A palliative care nurse practitioner interested in the use of technology to alleviate cancer pain, LeBaron’s nursing career has focused on adult oncology and palliative care. Since 2004, she’s studied cancer control and pain relief in global environments, including India and Nepal, as well as rural domestic environments, including Southwestern Virginia.
A Fulbright Scholar alumna, American Cancer Society pre-doctoral fellow, and a fellow of both the American Academy of Nursing and the American Academy of Nurse Practitioners, LeBaron is a published poet and the author of Cardinal Marks (Finishing Line Press: 2021) and a 2022 Virginia Center for the Creative Arts Fellow for her non-fiction book about her ethnographic research in India.

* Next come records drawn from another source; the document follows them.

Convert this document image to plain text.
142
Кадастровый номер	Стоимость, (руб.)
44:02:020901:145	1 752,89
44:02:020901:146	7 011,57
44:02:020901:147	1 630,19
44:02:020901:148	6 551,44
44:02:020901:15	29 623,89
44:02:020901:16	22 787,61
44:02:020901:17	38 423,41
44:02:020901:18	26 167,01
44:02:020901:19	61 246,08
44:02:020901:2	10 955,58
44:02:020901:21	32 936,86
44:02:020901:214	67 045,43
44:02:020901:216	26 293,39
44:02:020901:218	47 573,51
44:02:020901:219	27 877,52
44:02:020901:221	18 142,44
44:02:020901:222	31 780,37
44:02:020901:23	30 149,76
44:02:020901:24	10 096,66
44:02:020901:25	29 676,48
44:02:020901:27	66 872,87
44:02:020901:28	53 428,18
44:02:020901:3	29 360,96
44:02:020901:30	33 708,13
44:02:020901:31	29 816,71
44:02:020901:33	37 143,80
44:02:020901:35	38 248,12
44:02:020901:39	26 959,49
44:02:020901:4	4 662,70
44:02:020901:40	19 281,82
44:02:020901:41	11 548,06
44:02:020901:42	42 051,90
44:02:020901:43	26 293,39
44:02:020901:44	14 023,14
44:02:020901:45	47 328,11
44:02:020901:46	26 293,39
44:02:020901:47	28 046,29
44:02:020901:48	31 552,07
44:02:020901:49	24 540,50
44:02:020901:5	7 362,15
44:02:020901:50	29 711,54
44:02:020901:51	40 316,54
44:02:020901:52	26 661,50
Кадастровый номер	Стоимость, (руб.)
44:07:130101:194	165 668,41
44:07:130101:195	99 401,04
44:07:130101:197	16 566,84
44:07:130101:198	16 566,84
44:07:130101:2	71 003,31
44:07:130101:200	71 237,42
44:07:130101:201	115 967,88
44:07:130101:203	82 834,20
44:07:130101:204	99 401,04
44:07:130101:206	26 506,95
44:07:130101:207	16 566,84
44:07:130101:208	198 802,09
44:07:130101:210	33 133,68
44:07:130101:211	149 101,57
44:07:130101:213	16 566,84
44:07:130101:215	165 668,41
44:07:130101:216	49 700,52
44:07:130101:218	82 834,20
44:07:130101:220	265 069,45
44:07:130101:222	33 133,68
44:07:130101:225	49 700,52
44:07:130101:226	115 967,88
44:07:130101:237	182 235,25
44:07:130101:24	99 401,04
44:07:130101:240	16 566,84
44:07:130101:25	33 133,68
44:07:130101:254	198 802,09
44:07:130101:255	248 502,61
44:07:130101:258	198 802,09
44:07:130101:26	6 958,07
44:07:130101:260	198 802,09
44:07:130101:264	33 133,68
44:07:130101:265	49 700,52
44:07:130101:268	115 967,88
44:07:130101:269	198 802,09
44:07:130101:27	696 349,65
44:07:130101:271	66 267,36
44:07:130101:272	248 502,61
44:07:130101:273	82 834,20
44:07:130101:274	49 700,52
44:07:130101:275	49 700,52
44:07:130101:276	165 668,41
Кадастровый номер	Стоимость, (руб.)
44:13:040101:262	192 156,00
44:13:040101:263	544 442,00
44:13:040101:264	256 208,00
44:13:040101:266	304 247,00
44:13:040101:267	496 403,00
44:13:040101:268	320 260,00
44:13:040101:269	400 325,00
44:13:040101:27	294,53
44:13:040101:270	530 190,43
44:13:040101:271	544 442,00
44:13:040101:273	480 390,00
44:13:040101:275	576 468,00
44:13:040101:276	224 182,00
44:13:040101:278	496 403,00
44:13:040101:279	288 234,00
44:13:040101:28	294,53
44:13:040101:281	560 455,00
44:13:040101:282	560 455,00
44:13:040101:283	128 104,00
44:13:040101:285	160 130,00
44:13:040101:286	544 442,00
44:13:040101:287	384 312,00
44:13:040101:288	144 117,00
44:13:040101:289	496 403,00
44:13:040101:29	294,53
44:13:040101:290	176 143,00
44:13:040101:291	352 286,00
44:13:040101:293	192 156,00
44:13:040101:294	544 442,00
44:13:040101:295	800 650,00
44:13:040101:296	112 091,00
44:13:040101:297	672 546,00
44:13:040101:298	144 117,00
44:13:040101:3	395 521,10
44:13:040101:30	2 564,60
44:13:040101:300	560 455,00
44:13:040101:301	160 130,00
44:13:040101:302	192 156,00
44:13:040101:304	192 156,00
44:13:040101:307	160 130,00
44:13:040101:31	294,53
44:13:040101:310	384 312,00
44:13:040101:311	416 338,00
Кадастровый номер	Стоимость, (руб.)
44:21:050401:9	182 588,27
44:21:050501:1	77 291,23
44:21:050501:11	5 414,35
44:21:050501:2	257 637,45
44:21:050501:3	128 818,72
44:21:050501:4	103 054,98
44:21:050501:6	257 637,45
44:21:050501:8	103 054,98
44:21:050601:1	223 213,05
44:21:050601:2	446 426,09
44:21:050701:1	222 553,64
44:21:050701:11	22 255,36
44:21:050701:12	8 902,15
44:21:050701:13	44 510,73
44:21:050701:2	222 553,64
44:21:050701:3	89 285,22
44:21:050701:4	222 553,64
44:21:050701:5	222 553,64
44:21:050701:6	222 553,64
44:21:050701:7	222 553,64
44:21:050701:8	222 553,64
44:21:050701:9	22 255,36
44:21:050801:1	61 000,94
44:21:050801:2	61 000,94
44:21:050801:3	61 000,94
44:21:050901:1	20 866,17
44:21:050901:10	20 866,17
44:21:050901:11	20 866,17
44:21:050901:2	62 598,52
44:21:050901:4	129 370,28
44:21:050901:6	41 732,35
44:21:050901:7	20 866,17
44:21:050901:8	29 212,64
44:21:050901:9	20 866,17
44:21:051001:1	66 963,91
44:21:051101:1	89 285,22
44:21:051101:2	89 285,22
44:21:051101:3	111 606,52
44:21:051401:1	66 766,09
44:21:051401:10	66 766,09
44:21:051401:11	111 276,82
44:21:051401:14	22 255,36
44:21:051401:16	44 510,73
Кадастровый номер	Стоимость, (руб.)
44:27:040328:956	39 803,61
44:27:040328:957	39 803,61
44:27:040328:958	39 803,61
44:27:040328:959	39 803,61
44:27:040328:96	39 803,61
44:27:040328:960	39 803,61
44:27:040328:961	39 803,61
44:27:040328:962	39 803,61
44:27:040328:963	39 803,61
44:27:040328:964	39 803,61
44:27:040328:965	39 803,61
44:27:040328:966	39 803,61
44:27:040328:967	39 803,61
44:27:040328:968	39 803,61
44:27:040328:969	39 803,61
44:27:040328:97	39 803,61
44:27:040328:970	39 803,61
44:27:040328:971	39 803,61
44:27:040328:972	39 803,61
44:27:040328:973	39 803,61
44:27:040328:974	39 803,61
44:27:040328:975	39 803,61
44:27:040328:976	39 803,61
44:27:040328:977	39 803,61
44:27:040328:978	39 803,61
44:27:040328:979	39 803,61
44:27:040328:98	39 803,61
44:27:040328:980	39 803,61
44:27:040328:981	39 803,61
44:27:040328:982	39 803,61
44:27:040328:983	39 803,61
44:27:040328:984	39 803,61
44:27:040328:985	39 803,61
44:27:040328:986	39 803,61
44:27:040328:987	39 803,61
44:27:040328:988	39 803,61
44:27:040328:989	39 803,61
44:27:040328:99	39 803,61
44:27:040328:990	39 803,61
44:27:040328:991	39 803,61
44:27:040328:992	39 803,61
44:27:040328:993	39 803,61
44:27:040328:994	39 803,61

Dominique Tobbell, the Centennial Distinguished Professor of Nursing
Centennial Distinguished Professor and the Bjoring Center for Nursing Historical Inquiry Director Dominique Tobbell's scholarship focuses on the complex political, economic, and social relationships that developed after World War II between universities, governments, and the healthcare industry that continue to impact modern-day systems. She is the author of Pills, Power, and Policy: The Struggle for Drug Reform in Cold War America and its Consequences (University of California Press: 2012), and Health Informatics at Minnesota: The First Fifty Years (Tasora Books: 2015). Her forthcoming book, Dr. Nurse: Science, Politics, and the Transformation of American Nursing (University of Chicago Press), examines American nurses’ more expansive roles in the post-World War II era.
Tobbell teaches a variety of courses on the history of 20th century American healthcare, with an emphasis on the ways that race, gender, class, sexuality, and disability determine Americans’ experiences with and access to healthcare.
A board member of the American Association for the History of Nursing, Tobbell has earned fellowships from the Bates Center for the Study of the History of Nursing, UVA’s Miller Center, the Smithsonian’s Lemelson Center, and the American Institute of the History of Pharmacy.